A further argument by Amnesty that to have sent Ms Ahmed to Sudan would have caused them to breach health and safety law was not accepted by the EAT. 

The lesson for employers here is that any steps that might discriminate against an employee on the grounds of race (or sex) even when, as in this case, there might be seemingly sensible or benign reasons behind the decision, may well amount to discrimination.  Employers beware!

Thanks to Daniel Barnett’s case law update for bringing this to my attention.

Free Employment Law Resource

24 08 2009

I am delighted to announce that I will be writing the Employment Law resource on Insite Law, the online legal resource page run by Charon QC.  It is designed to be an online textbook, with hyperlinks to cases and to be capable of being updated regularly so that it remains current.

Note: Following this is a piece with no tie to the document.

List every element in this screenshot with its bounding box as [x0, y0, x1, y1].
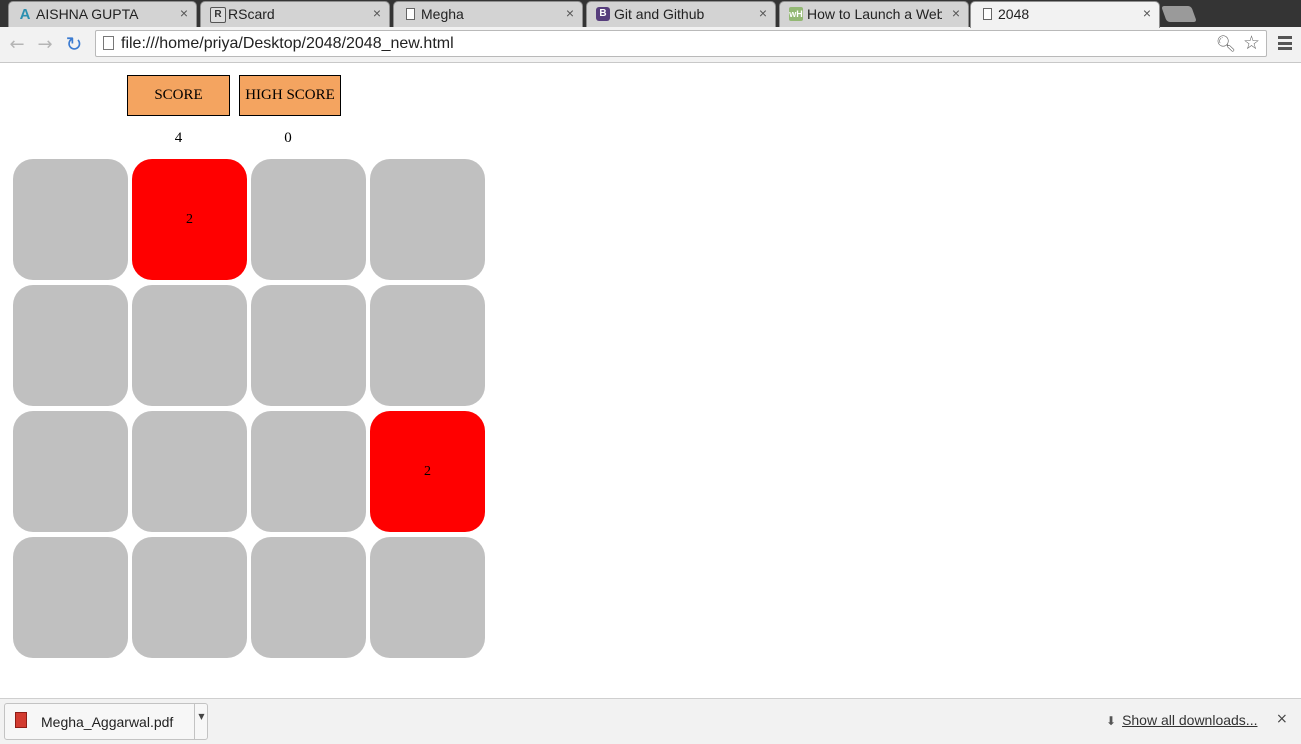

It is part of his initiative  to get more legal materials online, for free.  It is anticipated that the resource will be of most use to students, but it could also be helpful for practitioners in other disciplines who just want a quick introduction.  I have volunteered to cover employment law and am just in the process of getting started. It’s a daunting prospect at this stage as there is a lot to cover but, when finished, I hope it will be useful to readers and also complement the issues raised in this blog.  It will be published in instalments, which is just as well as I don’t fancy writing 300 pages by the end of the month.

Click here for a link to Charon QC’s announcement and for more on the project as a whole.  Charon QC has covered the law of contract and the law on Sale of Goods.  He is also writing on Tort.  Other contributors, like  Peter Groves of the Ipso Jure blog writing on Intellectual Property, have also come on board.  Hopefully most areas of law will be covered in the fullness of time.